Once again, standardized test scores confirm a tough reality.

“A significant gap still exists between Lancaster County’s high- and low-performing schools,” as Geli wrote. “One noticeable difference between the two groups: poverty.”

He noted: “School districts like Hempfield, Lampeter-Strasburg and Manheim Township have historically performed well. Meanwhile, Columbia Borough, La Academia Partnership Charter School and School District of Lancaster — schools with far higher rates of economically disadvantaged students — consistently fall below average.”

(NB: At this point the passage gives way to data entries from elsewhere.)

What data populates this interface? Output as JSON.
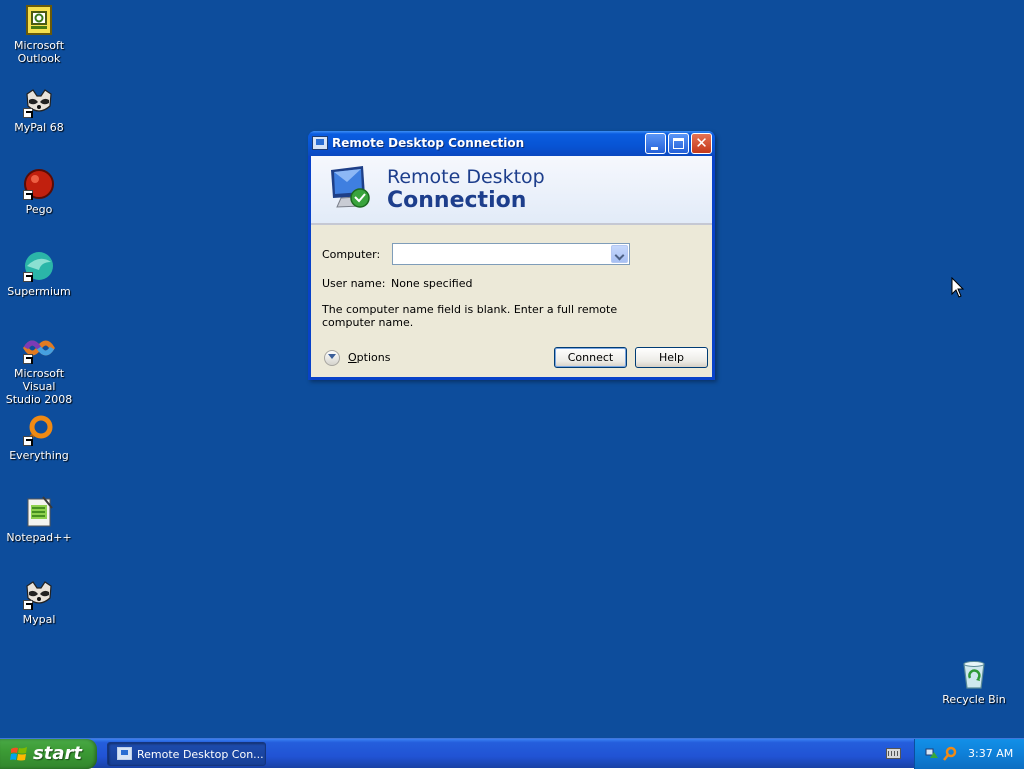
{
  "desktop": {
    "background": "#0d4d9c",
    "icons": [
      {
        "label_lines": [
          "Microsoft",
          "Outlook"
        ],
        "icon": "outlook-icon"
      },
      {
        "label_lines": [
          "MyPal 68"
        ],
        "icon": "raccoon-icon"
      },
      {
        "label_lines": [
          "Pego"
        ],
        "icon": "pego-icon"
      },
      {
        "label_lines": [
          "Supermium"
        ],
        "icon": "supermium-icon"
      },
      {
        "label_lines": [
          "Microsoft Visual",
          "Studio 2008"
        ],
        "icon": "visual-studio-icon"
      },
      {
        "label_lines": [
          "Everything"
        ],
        "icon": "everything-icon"
      },
      {
        "label_lines": [
          "Notepad++"
        ],
        "icon": "notepadpp-icon"
      },
      {
        "label_lines": [
          "Mypal"
        ],
        "icon": "raccoon-icon"
      },
      {
        "label_lines": [
          "Recycle Bin"
        ],
        "icon": "recycle-bin-icon"
      }
    ]
  },
  "window": {
    "title": "Remote Desktop Connection",
    "banner_line1": "Remote Desktop",
    "banner_line2": "Connection",
    "computer_label": "Computer:",
    "computer_value": "",
    "username_label": "User name:",
    "username_value": "None specified",
    "info_text": "The computer name field is blank. Enter a full remote computer name.",
    "options_label": "Options",
    "connect_label": "Connect",
    "help_label": "Help",
    "titlebar_color": "#0854d4",
    "body_color": "#ece9d8"
  },
  "taskbar": {
    "start_label": "start",
    "task_label": "Remote Desktop Con...",
    "clock": "3:37 AM",
    "color": "#245edc",
    "start_color": "#3c9b35",
    "tray_color": "#0f83dc"
  }
}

This surprises no one, least of all the educators who teach our county’s poorest children. They know that too many of their students came to kindergarten already behind their middle-class peers. Their students have fewer resources at home: fewer books, fewer visits to museums, fewer vocabulary-enriching trips and, in the most heartrending instances, fewer of the basic necessities such as nutritious food and safe housing. These are students whose parents or guardians cannot afford time off from work to attend school meetings, let alone private tutors.

We’re going to continue to see the same results until the disparity in school funding is fixed.

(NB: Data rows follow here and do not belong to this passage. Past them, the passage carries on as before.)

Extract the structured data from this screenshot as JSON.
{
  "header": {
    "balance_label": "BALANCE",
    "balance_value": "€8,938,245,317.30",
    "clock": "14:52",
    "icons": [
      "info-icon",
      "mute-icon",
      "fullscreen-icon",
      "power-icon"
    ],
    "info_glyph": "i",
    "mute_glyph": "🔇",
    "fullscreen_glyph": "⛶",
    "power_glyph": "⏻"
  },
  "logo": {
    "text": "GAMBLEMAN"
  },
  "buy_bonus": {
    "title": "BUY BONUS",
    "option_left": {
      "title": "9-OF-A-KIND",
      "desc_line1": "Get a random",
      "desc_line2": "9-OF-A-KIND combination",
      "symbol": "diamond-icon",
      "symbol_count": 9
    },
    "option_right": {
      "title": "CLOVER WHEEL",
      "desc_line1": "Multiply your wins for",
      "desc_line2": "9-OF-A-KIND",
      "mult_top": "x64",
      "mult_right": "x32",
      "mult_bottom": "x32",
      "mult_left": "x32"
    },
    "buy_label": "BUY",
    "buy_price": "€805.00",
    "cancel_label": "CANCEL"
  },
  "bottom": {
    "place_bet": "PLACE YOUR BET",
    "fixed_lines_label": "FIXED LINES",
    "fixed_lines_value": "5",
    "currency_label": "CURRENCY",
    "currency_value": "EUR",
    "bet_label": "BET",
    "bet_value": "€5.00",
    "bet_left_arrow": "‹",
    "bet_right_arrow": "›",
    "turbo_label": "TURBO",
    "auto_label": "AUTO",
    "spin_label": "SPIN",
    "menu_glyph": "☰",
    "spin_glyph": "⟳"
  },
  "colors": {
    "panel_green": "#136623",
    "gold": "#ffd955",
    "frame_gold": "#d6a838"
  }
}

And the frustrating thing is, we already have the tool to fix it. It’s just being used too sparingly.

In 2016, the state Legislature passed a school funding formula that was the product of exhaustive work by a bipartisan commission (yes, there’s been such a thing in our polarized state Capitol). The formula wisely accounts for factors such as poverty, enrollment and a district’s tax base.

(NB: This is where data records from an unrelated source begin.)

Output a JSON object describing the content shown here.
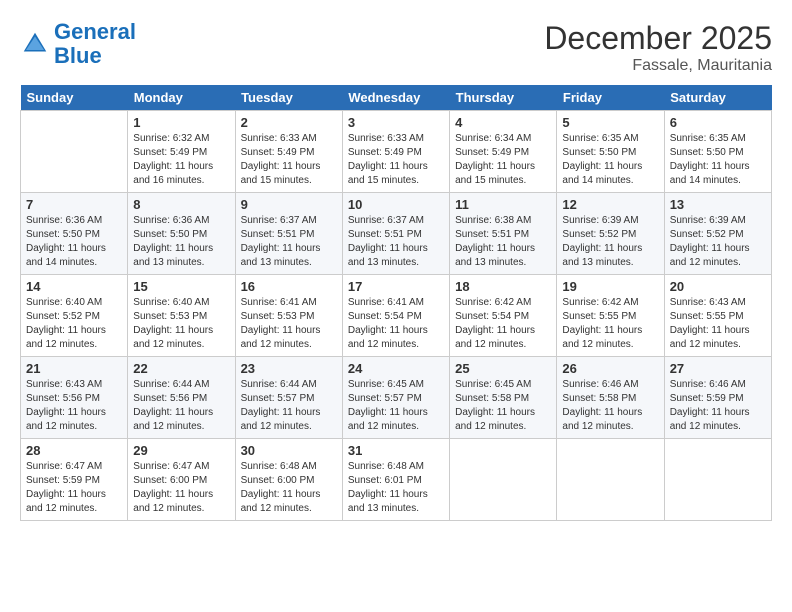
{
  "header": {
    "logo_line1": "General",
    "logo_line2": "Blue",
    "month": "December 2025",
    "location": "Fassale, Mauritania"
  },
  "days_of_week": [
    "Sunday",
    "Monday",
    "Tuesday",
    "Wednesday",
    "Thursday",
    "Friday",
    "Saturday"
  ],
  "weeks": [
    [
      {
        "day": "",
        "info": ""
      },
      {
        "day": "1",
        "info": "Sunrise: 6:32 AM\nSunset: 5:49 PM\nDaylight: 11 hours\nand 16 minutes."
      },
      {
        "day": "2",
        "info": "Sunrise: 6:33 AM\nSunset: 5:49 PM\nDaylight: 11 hours\nand 15 minutes."
      },
      {
        "day": "3",
        "info": "Sunrise: 6:33 AM\nSunset: 5:49 PM\nDaylight: 11 hours\nand 15 minutes."
      },
      {
        "day": "4",
        "info": "Sunrise: 6:34 AM\nSunset: 5:49 PM\nDaylight: 11 hours\nand 15 minutes."
      },
      {
        "day": "5",
        "info": "Sunrise: 6:35 AM\nSunset: 5:50 PM\nDaylight: 11 hours\nand 14 minutes."
      },
      {
        "day": "6",
        "info": "Sunrise: 6:35 AM\nSunset: 5:50 PM\nDaylight: 11 hours\nand 14 minutes."
      }
    ],
    [
      {
        "day": "7",
        "info": "Sunrise: 6:36 AM\nSunset: 5:50 PM\nDaylight: 11 hours\nand 14 minutes."
      },
      {
        "day": "8",
        "info": "Sunrise: 6:36 AM\nSunset: 5:50 PM\nDaylight: 11 hours\nand 13 minutes."
      },
      {
        "day": "9",
        "info": "Sunrise: 6:37 AM\nSunset: 5:51 PM\nDaylight: 11 hours\nand 13 minutes."
      },
      {
        "day": "10",
        "info": "Sunrise: 6:37 AM\nSunset: 5:51 PM\nDaylight: 11 hours\nand 13 minutes."
      },
      {
        "day": "11",
        "info": "Sunrise: 6:38 AM\nSunset: 5:51 PM\nDaylight: 11 hours\nand 13 minutes."
      },
      {
        "day": "12",
        "info": "Sunrise: 6:39 AM\nSunset: 5:52 PM\nDaylight: 11 hours\nand 13 minutes."
      },
      {
        "day": "13",
        "info": "Sunrise: 6:39 AM\nSunset: 5:52 PM\nDaylight: 11 hours\nand 12 minutes."
      }
    ],
    [
      {
        "day": "14",
        "info": "Sunrise: 6:40 AM\nSunset: 5:52 PM\nDaylight: 11 hours\nand 12 minutes."
      },
      {
        "day": "15",
        "info": "Sunrise: 6:40 AM\nSunset: 5:53 PM\nDaylight: 11 hours\nand 12 minutes."
      },
      {
        "day": "16",
        "info": "Sunrise: 6:41 AM\nSunset: 5:53 PM\nDaylight: 11 hours\nand 12 minutes."
      },
      {
        "day": "17",
        "info": "Sunrise: 6:41 AM\nSunset: 5:54 PM\nDaylight: 11 hours\nand 12 minutes."
      },
      {
        "day": "18",
        "info": "Sunrise: 6:42 AM\nSunset: 5:54 PM\nDaylight: 11 hours\nand 12 minutes."
      },
      {
        "day": "19",
        "info": "Sunrise: 6:42 AM\nSunset: 5:55 PM\nDaylight: 11 hours\nand 12 minutes."
      },
      {
        "day": "20",
        "info": "Sunrise: 6:43 AM\nSunset: 5:55 PM\nDaylight: 11 hours\nand 12 minutes."
      }
    ],
    [
      {
        "day": "21",
        "info": "Sunrise: 6:43 AM\nSunset: 5:56 PM\nDaylight: 11 hours\nand 12 minutes."
      },
      {
        "day": "22",
        "info": "Sunrise: 6:44 AM\nSunset: 5:56 PM\nDaylight: 11 hours\nand 12 minutes."
      },
      {
        "day": "23",
        "info": "Sunrise: 6:44 AM\nSunset: 5:57 PM\nDaylight: 11 hours\nand 12 minutes."
      },
      {
        "day": "24",
        "info": "Sunrise: 6:45 AM\nSunset: 5:57 PM\nDaylight: 11 hours\nand 12 minutes."
      },
      {
        "day": "25",
        "info": "Sunrise: 6:45 AM\nSunset: 5:58 PM\nDaylight: 11 hours\nand 12 minutes."
      },
      {
        "day": "26",
        "info": "Sunrise: 6:46 AM\nSunset: 5:58 PM\nDaylight: 11 hours\nand 12 minutes."
      },
      {
        "day": "27",
        "info": "Sunrise: 6:46 AM\nSunset: 5:59 PM\nDaylight: 11 hours\nand 12 minutes."
      }
    ],
    [
      {
        "day": "28",
        "info": "Sunrise: 6:47 AM\nSunset: 5:59 PM\nDaylight: 11 hours\nand 12 minutes."
      },
      {
        "day": "29",
        "info": "Sunrise: 6:47 AM\nSunset: 6:00 PM\nDaylight: 11 hours\nand 12 minutes."
      },
      {
        "day": "30",
        "info": "Sunrise: 6:48 AM\nSunset: 6:00 PM\nDaylight: 11 hours\nand 12 minutes."
      },
      {
        "day": "31",
        "info": "Sunrise: 6:48 AM\nSunset: 6:01 PM\nDaylight: 11 hours\nand 13 minutes."
      },
      {
        "day": "",
        "info": ""
      },
      {
        "day": "",
        "info": ""
      },
      {
        "day": "",
        "info": ""
      }
    ]
  ]
}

But in their infinite wisdom, lawmakers decided that only new state funding each year would be disseminated through the funding formula. The reason? The “hold harmless” provision in state educational funding law.

That eye-glazing bit of legalese essentially means that schools, once granted a certain share of funding, must continue receiving at least that share. Even if their enrollments decline. Even if their needs can be met by a thriving tax base. Even if the needs of other schools far outpace theirs.

It makes no sense.

As Geli reported in July, Lancaster County schools received a 2.5% boost in basic education funding this year from the state.

Statewide, basic education funding increased 2.6%, or $160 million, to $6.7 billion.

But less than $700 million of that $6.7 billion is flowing through the fair funding formula. Which means some of our schools are seriously underfunded.

One such district is Conestoga Valley. Superintendent Dave Zuilkoski told LNP his district has consistently been in the bottom 1% of adequately funded districts in the state.

If all money was distributed through the fair funding formula, Zuilkoski said, Conestoga Valley would receive an additional $9 million annually.

Such chronic underfunding harms students. And taxpayers — because when school districts need to meet the ever-increasing costs of educating students in poverty, or students with disabilities, school boards are forced to raise property taxes. And the brunt of the burden falls on the shoulders of senior citizens who can least afford property tax hikes.

We came reluctantly to the conclusion that the fair funding formula must be fully implemented sooner rather than later. We favored an incremental approach at first because we were concerned about the school districts that would see their state funding levels decline. But we became convinced that failing to fully implement the fair funding formula only perpetuates an ongoing injustice, giving short shrift to schools serving high percentages of low-income students.

Legislation that would remedy the inequity — House Bill 961 — languishes in the House Education Committee.

Lawmakers seem content to allow class after class of Pennsylvania students to attend schools that lack the resources to meet their needs.

Every year, these students sharpen their No. 2 pencils and sit for the PSSAs and Keystones. And every year, the results come in, confirming what we already know: that poor schools performed poorly, and wealthier schools excelled.

It’s not just poverty the poorly performing schools are up against: It’s also a poverty of imagination among lawmakers, who fail to envision what a little political courage could do to help all of the commonwealth’s students strive — and succeed — on a level field.

The great Thaddeus Stevens had little patience for those who, as he put it, are “willing to educate their own children, but not their neighbor’s children.”

In an April 1835 speech that saved the Pennsylvania Free Schools Act of 1834 from repeal, Stevens called for “the blessing of education” to be “carried home to the poorest child of the poorest inhabitant of your mountains so that even he may be prepared to act well his part in this land of freemen.”

Pennsylvania’s poorest children are not just in our mountains, but in our cities and, increasingly, in suburban school districts like Conestoga Valley. We should be funding their schools fairly, using the tool — the fair funding formula — that’s already close at hand.